Arthur? (reinforcement)

[From Bruce Abbott (951205.1715 EST)]

Martin Taylor 951205 13:10 --

An experimenter observes that some definable action (e.g. pecking at a key)
occurs with some baseline frequency or probability, but when the action is
"reinforced" it occurs with higher frequency or probability (or lower, if
the reinforcement is "negative"). As far as I can determine, that's a fair
description of the reinforcement process, isn't it?

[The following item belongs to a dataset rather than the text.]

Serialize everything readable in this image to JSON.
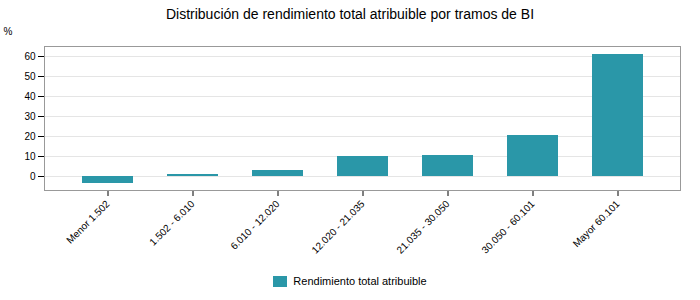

Except that what you labeled as negative reinforcement is called
"punishment" in today's terminology.

"Reinforcement" occurs when something is presented to the animal that is
not a normal part of the behaviour being reinforced (!?*& This is such an
unnatural way of talking *&#%). The reinforcer might be food, but the
reinforced actions might be pecking at a key when it is illuminated and
not when it isn't. The key (!) point is that there is nothing in the usual
environment of the subject that makes the reinforced actions connect with
the reinforcer. Pigeons in the wild don't have to go around looking for
illuminated keys to avoid starving.

I think you are making an artificial distinction here. Pigeons DO have to
go around looking for SEEDS to avoid starving; if the pecks in a given
location produced nothing but inedibles the pigeon would soon stop pecking
there. The relevant feature is that the behavior does not _necessarily_
produce a consequence that has an effect on the controlled variable. Thus
you can compare the frequency of the behavior when it produces some
consequence and when it doesn't.

Let's try to get back to PCT-talk. The reinforcer clearly is an element
of some controlled perception. Let's imagine that to be hunger-satiation.
A reinforcer affects the feedback path for the "reinforcement-controlled-
perception" in that if a pellet is perceptible than hunger can be reduced
(satiation increased) by pecking at the pellet, but if there is no pellet
the pecking action will have no influence on the H-S perception. The
apparatus does not disturb the H-S perception by putting a pellet into
the pigeon's view. But unless there is a pellet in view, an error "too
much H, not enough S" cannot be influenced by anything the bird does.
So the role of the reinforcer is to provide an environmental feedback
path for the perception that the experimenter has disturbed (e.g. by
not allowing the bird to feed as much as it would have liked prior to
the experiment).

Yes (except that for the pigeon, the reinforcer is usually a few seconds
access to grain, not a pellet).

The experimenter is interested in some action X, that normally does not
influence the birds H-S perception. To "reinforce" X, the experimenter
sets up the bird's environment so that when it performs action X, the
bird sometimes becomes able to reduce the H-S error, whereas it cannot
do so (or is less able to do so) when it doesn't perform X.

Correct.

The EFFECT of reinforcement is on the control system(s) that use(s) action X.

The effect is to set a reference (output of the system whose error is
reduced by the reinforcer) for a lower-level system that will bring about
the delivery of the reinforcer. This system in turn will set references for
yet other perceptions (e.g., perceiving contact of the beak with the key)
which must be realized to bring the perception of reinforcer-delivered to
reference.

The PROCESS of reinforcement seems to be very like that of reorganization,
though I don't see it as necessarily the case that the "reinforcing" (H-S)
control system needs to involve an intrinsic variable. I could see, for
example "access to money" as being a suitable "reinforcer" for actions
like "Screwing up the bolts on the car passing down the assembly line."

Yes, that's my view, too. Contingent events that reduce error in these
systems that form the earlier parts of the chain that ends with reduction of
hunger (or whatever error it is that grain-ingestion corrects) are the
"secondary" reinforcers of reinforcement theory. Having the key depressed
is of no importance to the bird if achieving that goal-state does not
ultimately lead to control of hunger-satiation. Organizing the set of
control systems required to achieve that end involves the "selective"
function of the reinforcement process. The mechanism that accomplishes this
function is as yet unknown, although I have in the past offered some
speculative thoughts about how such a mechanism might do its job. At this
point it is enough to note that the system does get organized, however that
might be accomplished, and that the selected outputs are those which produce
consequences that reduce error in the relevant control systems.

Regards,

Bruce